Justiz ist für die Menschen da - Recht Sicherheit Vertrauen

Allgemeiner Vollzugsdienst

Die 2. Qualifikationsebene, Fachlaufbahn Justiz, fachlicher Schwerpunkt allgemeiner Vollzugsdienst (früher: allgemeiner Vollzugsdienst) bei den Justizvollzugsanstalten in Bayern

Allgemeine Informationen

Strafvollzug und Polizei zählen zur "Inneren Sicherheit" und gehören damit zum Kernbereich eines hoheitlich handelnden Staates. Deshalb werden die Aufgaben der Justizvollzugsanstalten von Beamten der 2. Qualifikationsebene, Fachlaufbahn Justiz, fachlicher Schwerpunkt allgemeiner Vollzugsdienst (früher: allgemeiner Vollzugsdienst), sog. Justizvollzugsbeamten, wahrgenommen.

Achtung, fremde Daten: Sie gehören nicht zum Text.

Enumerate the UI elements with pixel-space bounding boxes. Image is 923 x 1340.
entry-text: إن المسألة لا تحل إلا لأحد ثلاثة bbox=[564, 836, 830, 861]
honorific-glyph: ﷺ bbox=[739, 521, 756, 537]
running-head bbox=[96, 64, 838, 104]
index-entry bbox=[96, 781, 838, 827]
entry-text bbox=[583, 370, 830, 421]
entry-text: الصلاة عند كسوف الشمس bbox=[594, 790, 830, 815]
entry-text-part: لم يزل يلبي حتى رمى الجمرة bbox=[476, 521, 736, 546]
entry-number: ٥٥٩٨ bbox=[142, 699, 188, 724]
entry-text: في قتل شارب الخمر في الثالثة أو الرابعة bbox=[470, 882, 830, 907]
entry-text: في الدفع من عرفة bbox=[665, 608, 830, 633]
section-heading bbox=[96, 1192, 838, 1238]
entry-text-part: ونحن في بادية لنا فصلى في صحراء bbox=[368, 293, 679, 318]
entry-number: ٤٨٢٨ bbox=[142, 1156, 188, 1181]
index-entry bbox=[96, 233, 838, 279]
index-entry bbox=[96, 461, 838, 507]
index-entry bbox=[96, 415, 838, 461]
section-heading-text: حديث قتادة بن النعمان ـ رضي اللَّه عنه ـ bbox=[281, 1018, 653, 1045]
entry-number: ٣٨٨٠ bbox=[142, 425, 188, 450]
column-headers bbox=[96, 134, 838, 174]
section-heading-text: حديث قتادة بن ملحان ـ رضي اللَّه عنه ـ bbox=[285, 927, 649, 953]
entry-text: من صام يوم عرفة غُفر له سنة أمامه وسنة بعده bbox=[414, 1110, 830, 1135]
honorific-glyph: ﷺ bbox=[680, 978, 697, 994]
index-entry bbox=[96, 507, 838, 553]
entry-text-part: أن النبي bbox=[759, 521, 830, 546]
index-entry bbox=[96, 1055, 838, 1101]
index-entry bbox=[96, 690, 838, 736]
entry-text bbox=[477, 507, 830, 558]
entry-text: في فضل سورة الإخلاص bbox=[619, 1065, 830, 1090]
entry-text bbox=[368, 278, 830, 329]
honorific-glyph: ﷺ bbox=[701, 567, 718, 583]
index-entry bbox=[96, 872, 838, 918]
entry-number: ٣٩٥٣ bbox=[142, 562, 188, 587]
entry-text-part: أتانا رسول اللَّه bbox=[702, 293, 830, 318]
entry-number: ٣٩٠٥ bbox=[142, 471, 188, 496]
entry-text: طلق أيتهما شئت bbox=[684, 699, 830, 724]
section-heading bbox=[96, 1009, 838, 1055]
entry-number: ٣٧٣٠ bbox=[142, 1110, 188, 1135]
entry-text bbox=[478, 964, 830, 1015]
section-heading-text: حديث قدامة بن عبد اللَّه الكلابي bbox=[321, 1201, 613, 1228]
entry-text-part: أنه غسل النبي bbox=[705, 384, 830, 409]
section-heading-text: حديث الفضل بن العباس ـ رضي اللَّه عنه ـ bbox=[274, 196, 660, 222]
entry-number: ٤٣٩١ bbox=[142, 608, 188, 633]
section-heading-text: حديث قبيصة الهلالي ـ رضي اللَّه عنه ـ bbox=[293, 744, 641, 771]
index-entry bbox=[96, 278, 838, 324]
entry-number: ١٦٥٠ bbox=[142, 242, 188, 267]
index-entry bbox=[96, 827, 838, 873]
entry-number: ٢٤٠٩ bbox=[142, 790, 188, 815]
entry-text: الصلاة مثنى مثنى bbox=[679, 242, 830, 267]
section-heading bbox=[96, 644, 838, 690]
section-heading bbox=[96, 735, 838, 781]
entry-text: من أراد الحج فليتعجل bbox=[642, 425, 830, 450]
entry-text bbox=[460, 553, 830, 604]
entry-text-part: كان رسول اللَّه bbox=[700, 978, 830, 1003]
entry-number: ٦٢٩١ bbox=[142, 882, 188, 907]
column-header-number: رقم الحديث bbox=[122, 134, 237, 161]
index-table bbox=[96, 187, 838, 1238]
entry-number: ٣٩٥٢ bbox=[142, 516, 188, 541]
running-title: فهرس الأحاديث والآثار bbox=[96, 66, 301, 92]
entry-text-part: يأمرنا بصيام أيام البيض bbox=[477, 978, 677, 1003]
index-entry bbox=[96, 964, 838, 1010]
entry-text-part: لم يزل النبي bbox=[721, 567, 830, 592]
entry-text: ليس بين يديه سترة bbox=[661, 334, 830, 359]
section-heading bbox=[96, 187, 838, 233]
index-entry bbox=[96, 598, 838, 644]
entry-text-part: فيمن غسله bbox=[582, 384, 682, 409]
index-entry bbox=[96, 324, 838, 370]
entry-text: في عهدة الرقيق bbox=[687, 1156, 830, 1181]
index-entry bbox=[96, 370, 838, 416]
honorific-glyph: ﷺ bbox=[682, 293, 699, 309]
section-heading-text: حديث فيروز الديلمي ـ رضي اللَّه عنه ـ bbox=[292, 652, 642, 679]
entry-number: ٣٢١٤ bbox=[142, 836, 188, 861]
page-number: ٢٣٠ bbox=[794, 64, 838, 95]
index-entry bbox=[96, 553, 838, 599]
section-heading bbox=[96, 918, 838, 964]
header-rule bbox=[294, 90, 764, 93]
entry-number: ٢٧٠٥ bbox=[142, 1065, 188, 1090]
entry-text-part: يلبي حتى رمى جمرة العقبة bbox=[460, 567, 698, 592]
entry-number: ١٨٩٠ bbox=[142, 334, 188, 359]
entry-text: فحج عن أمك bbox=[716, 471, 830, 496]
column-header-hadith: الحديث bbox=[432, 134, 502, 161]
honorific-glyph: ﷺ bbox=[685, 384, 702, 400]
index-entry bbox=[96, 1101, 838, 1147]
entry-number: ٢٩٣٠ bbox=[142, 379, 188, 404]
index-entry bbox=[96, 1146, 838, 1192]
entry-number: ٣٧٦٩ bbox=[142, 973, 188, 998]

Aufgabe der Justizvollzugsbeamten ist

  • die Gewährleistung eines geordneten Strafverfahrens durch sichere Verwahrung von Untersuchungsgefangenen,
  • die Sicherstellung des Schutzes der Allgemeinheit durch sichere Unterbringung von Verurteilten während der Strafhaft und
  • die Unterstützung des Gefangenen bei der Erreichung des Vollzugsziels. Hierdurch soll der Gefangene befähigt werden, künftig in sozialer Verantwortung ein Leben ohne Straftaten zu führen.

Der Beruf einer Justizvollzugsbeamtin oder eines Justizvollzugsbeamten ist somit eine anspruchsvolle Tätigkeit mit hohem sozialem Engagement im Dienst und zum Schutz der Allgemeinheit.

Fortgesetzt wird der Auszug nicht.